Op-Ed: Gun permits an explosive issue still

July 8, 2004
Columbus Dispatch

by Mike Harden, Dispatch Metro columnist

Three months after Ohio became the 46th state to implement a conceal-carry law, some Buckeyes feel safer and others don’t.

"I usually carry a Smith & Wesson .38 special revolver," said Dr. Joe Wildi, a Columbus dentist who totes the weapon with him three to five times a week when making bank deposits from his East Side practice. "I feel safer."

Not so for Toby Hoover, of Toledo, who is executive director of the Ohio Coalition Against Gun Violence.

"The rest of us have been put at a higher risk because of this few number of people — they’re saying 25,000 to 50,000 — who want to carry a gun in their pocket everywhere.

"We’ve been accused of saying there would be bloodshed in the streets, and that is an overstatement."

Nonetheless, Hoover thinks Ohio should establish a central clearinghouse to report any shootings involving a person with a permit to carry a concealed handgun.

"There was nothing put into the law requiring the reporting of any of that information, and we need to ask that question every time there is an incident," she said.

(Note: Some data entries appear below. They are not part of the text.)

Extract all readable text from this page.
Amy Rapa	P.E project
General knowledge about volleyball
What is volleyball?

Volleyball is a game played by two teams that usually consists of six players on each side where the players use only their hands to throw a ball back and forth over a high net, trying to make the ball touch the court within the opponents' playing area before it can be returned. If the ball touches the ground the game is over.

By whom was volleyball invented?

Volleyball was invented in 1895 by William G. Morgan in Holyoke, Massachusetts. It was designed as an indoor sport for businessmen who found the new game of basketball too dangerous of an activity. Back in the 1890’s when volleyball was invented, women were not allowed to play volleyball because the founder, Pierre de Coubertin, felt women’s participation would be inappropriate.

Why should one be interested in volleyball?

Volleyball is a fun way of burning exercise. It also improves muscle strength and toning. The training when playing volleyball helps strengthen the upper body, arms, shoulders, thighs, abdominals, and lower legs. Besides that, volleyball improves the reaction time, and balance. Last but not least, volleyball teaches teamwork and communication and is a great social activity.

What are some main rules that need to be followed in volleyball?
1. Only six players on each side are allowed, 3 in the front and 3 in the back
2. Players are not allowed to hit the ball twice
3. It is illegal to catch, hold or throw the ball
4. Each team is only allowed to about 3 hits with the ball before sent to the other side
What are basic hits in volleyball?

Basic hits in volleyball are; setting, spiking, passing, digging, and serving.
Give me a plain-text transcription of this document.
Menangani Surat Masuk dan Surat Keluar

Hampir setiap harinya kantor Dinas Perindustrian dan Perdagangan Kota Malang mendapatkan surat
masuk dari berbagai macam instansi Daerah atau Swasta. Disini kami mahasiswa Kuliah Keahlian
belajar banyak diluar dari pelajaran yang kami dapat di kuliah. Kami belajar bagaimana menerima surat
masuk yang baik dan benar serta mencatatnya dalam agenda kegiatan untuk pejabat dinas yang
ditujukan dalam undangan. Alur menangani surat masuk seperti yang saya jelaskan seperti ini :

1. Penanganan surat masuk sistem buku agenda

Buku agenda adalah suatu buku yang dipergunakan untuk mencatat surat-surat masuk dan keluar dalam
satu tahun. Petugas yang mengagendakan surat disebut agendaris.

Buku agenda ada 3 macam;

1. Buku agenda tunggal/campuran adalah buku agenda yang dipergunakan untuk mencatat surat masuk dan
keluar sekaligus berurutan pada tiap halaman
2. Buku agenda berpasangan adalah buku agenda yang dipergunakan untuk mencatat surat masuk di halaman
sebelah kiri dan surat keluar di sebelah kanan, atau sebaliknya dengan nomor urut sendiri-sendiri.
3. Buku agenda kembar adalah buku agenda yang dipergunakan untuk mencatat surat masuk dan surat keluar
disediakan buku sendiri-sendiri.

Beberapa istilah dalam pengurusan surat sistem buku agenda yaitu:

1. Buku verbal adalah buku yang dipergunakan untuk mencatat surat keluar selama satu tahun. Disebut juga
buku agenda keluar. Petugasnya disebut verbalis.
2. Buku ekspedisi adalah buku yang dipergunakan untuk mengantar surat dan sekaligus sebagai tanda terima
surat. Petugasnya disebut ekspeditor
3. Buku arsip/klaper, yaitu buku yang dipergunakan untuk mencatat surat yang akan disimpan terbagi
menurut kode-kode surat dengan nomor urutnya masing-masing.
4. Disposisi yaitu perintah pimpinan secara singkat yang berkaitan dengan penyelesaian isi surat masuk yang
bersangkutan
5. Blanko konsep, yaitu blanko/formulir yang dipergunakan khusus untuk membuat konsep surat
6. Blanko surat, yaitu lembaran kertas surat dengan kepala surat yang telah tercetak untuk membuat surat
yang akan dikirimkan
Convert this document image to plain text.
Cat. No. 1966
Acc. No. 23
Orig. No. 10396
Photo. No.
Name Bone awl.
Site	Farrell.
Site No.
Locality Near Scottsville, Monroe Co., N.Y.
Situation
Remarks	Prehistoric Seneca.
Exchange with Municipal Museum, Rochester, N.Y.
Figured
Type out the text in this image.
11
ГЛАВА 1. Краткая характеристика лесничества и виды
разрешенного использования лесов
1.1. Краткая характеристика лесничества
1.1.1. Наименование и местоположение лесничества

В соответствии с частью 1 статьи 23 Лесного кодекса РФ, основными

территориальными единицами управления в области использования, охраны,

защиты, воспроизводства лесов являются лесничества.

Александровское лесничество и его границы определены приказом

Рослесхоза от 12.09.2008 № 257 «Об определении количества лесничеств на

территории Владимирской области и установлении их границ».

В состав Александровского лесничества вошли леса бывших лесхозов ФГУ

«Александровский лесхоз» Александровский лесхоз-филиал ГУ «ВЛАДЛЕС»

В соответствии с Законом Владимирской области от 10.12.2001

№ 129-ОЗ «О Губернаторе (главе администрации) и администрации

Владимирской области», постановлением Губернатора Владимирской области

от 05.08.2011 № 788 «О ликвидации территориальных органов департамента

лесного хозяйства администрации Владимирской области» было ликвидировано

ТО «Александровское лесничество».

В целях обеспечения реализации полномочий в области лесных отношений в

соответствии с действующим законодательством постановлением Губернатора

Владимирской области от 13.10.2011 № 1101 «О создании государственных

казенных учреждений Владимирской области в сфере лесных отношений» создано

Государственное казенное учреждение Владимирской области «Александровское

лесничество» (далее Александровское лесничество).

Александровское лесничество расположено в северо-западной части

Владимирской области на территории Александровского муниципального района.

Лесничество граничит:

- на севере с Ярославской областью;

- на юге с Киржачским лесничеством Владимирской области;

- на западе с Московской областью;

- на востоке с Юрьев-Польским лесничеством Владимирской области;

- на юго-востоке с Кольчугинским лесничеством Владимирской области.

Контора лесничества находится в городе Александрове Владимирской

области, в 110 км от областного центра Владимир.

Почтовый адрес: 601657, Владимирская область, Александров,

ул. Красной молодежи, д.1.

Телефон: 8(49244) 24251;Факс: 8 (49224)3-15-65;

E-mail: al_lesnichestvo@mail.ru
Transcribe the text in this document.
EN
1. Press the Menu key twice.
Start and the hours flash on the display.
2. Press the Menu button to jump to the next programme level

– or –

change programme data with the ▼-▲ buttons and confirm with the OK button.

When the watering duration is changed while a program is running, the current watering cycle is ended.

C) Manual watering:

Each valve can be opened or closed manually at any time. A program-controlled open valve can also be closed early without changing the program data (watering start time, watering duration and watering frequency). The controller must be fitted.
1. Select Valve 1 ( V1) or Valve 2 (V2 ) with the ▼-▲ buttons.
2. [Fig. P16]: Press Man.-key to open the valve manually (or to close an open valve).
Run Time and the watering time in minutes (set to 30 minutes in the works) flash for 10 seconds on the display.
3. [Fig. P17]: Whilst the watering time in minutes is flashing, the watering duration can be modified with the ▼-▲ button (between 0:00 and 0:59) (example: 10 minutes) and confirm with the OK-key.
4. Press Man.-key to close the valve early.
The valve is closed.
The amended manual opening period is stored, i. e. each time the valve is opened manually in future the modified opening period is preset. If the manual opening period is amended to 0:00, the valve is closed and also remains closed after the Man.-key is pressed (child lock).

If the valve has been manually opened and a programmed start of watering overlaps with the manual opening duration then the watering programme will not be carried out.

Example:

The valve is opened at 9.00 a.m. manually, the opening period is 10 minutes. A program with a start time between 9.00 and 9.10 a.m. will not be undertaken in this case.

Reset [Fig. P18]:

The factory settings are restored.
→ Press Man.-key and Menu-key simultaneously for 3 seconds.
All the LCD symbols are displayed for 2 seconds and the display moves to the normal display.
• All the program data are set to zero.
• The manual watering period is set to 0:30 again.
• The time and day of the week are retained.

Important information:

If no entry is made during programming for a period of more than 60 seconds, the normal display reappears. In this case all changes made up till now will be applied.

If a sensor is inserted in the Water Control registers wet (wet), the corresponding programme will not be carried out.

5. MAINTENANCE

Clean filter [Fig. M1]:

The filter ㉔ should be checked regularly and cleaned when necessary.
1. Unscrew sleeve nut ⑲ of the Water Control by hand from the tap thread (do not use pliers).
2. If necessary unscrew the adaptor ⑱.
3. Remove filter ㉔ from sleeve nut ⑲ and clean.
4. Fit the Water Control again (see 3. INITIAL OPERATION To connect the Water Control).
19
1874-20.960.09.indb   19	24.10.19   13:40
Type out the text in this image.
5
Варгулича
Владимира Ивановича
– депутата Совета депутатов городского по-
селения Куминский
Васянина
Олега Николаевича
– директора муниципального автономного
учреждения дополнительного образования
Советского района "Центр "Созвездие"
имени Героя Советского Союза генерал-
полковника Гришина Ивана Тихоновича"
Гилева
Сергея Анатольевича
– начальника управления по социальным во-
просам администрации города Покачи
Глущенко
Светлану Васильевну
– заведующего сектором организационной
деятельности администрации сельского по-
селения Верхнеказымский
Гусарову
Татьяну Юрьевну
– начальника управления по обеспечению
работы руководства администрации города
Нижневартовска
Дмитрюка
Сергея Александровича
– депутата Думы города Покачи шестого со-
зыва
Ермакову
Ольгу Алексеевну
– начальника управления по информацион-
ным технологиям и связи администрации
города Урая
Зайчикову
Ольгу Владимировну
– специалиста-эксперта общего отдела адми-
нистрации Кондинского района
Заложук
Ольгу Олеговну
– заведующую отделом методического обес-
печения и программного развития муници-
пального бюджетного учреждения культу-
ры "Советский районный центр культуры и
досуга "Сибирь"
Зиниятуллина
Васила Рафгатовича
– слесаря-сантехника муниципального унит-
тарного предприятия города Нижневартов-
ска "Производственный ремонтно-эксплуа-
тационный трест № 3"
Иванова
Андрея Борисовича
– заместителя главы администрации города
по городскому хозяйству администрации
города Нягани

Franklin County has issued 780 conceal-carry permits since the law took effect, said Chief Deputy Steve Martin of the sheriff’s office.

Discussing the law with a handful of those who now qualify for the permits suggests it hasn’t made much of a change in their gun-toting behavior.

"My primary weapon is a .357," said Ken McIntosh, "but I have not had it out of the house since we went to the shooting range to qualify (on March 22).

"I just like the idea, if I choose, to take my weapon with me, and I can now legally do that."

McIntosh’s conceal-carry classmate Richard Urbano, of Columbus, said he carries his Kimber .45-caliber a little more often.

"I’ve got a part-time job at a retail store, and I close up late at night," he said. "The parking lot is dark."

Columbus’ Evalyn Hammonds, a Medicaid health-systems specialist who moonlights as a college basketball referee, said she took the course because she wanted to carry a handgun while returning home late at night from games. She said she has not carried her weapon since the basketball season ended.

Doug Dean, who instructed Hammonds, Urbano, McIntosh and Wildi, said the number of people applying for classes to earn the permit has slacked off since spring.

Dean said he expects it to begin rising again come autumn, given the likelihood that many gun owners didn’t want to fight the early crush of those applying to sheriffs offices for permits in April.

He downplayed the quip from a Cleveland lawyer who said that — given the restrictions on venues where guns are permitted — all that conceal-carry assures is permission for a gun owner to back up and down in his driveway while carrying his gun.

Hoover seems to fear that a nation of officially approved, card-carrying gun toters will spell nothing but unchecked carnage. Any fool knows, though, it is the uncertified ones that should make her tremble for the future.

Commenatary:
As regular readers of this website well know, Toby Hoover is not just "any fool".